I really don’t know what to say about the various remembrances scheduled today. 

To each of us the experience was different.

The commemoration of a loss is somehow strange, and for all the promises to remember 9/11/2001 forever, we know that won’t happen.  I was in seventh grade when President Kennedy was assassinated on November 22, 1963.  For a decade or so there were commemorations, but those gradually faded becoming fewer and less obvious as time passed.  This coming November 22 you may still find a mention in the newspaper but it will probably be relatively subdued.

December 7, 1941 was called “a day that will live in infamy,” by President Franklin Delano Roosevelt, yet the attack on Pearl Harbor is not remembered any more vividly than the fall of the Alamo or the sinking of the U.S.S. Maine.  Even July 20, 1969 is a faded memory; in case you’ve forgotten, that was the day man first stepped on the moon.  History, no matter how significant is still in the past.  We cannot take the event forward into the future.  We can, however, take what we’ve learned and hopefully build on it.

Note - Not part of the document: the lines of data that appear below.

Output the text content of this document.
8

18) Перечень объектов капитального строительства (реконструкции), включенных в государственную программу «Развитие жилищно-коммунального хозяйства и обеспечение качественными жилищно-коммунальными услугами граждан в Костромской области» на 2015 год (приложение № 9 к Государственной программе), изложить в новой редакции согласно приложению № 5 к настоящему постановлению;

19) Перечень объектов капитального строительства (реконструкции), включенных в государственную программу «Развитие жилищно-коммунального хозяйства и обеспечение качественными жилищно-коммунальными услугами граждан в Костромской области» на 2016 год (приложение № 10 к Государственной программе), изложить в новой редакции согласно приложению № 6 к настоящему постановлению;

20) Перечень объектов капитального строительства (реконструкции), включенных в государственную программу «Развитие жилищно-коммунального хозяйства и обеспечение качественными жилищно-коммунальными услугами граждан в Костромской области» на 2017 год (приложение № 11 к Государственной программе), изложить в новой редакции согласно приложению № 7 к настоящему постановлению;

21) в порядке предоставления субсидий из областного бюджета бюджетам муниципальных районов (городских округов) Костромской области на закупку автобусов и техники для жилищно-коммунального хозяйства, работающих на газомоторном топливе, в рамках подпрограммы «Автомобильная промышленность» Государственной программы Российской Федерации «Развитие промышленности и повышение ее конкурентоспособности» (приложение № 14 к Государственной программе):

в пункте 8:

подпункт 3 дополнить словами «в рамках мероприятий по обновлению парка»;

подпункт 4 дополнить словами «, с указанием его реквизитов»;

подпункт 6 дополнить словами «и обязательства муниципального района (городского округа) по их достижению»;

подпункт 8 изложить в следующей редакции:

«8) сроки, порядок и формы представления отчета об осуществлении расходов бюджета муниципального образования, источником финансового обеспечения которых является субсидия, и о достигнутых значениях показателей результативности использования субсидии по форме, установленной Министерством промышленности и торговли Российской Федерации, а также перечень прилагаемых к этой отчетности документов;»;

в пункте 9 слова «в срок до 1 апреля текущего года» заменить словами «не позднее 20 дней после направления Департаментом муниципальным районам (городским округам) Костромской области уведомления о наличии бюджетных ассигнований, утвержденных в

By the time you read this there may be another attack.  There have been warnings about a possible car bomb in either Washington DC or New York.  Since our intelligence services have been the ones telling of the potential attacks, there’s a good chance that the perpetrators either will be caught or abandon or at least change their plans.

The key is that other people want what America has.  It’s not just the material advantages, but the fact that we are a people who are bound not by birth but by an ideal.  We have something to believe in that is both precious and powerful.  When people see themselves as part of something important that links others together, they have a power that others can only imagine.  If you haven’t lately, read the US Constitution – or at least the Bill of Rights.  It’s no wonder others want what we take for granted.

When Americans cried, “Remember the Alamo!” or “Remember the Maine!” they were not advising us to study history.  They used those incidents as a rallying cry to pull Americans together.  For us to put our own wants and desires behind the good of our nation.  For us to take on the responsibilities that go hand in hand with the rights we enjoy.

America is not perfect; anything that relies on human beings cannot be.  However, with all its warts and imperfections, it is better than any other human effort I’ve ever seen, heard or read about.  Each time we’ve been sucker punched we picked ourselves up, dusted ourselves off and taken on the challenge that faced us.  As we look back on 9/11/2001 that is the lesson that we have learned; now we need to carry it forward with renewed commitment.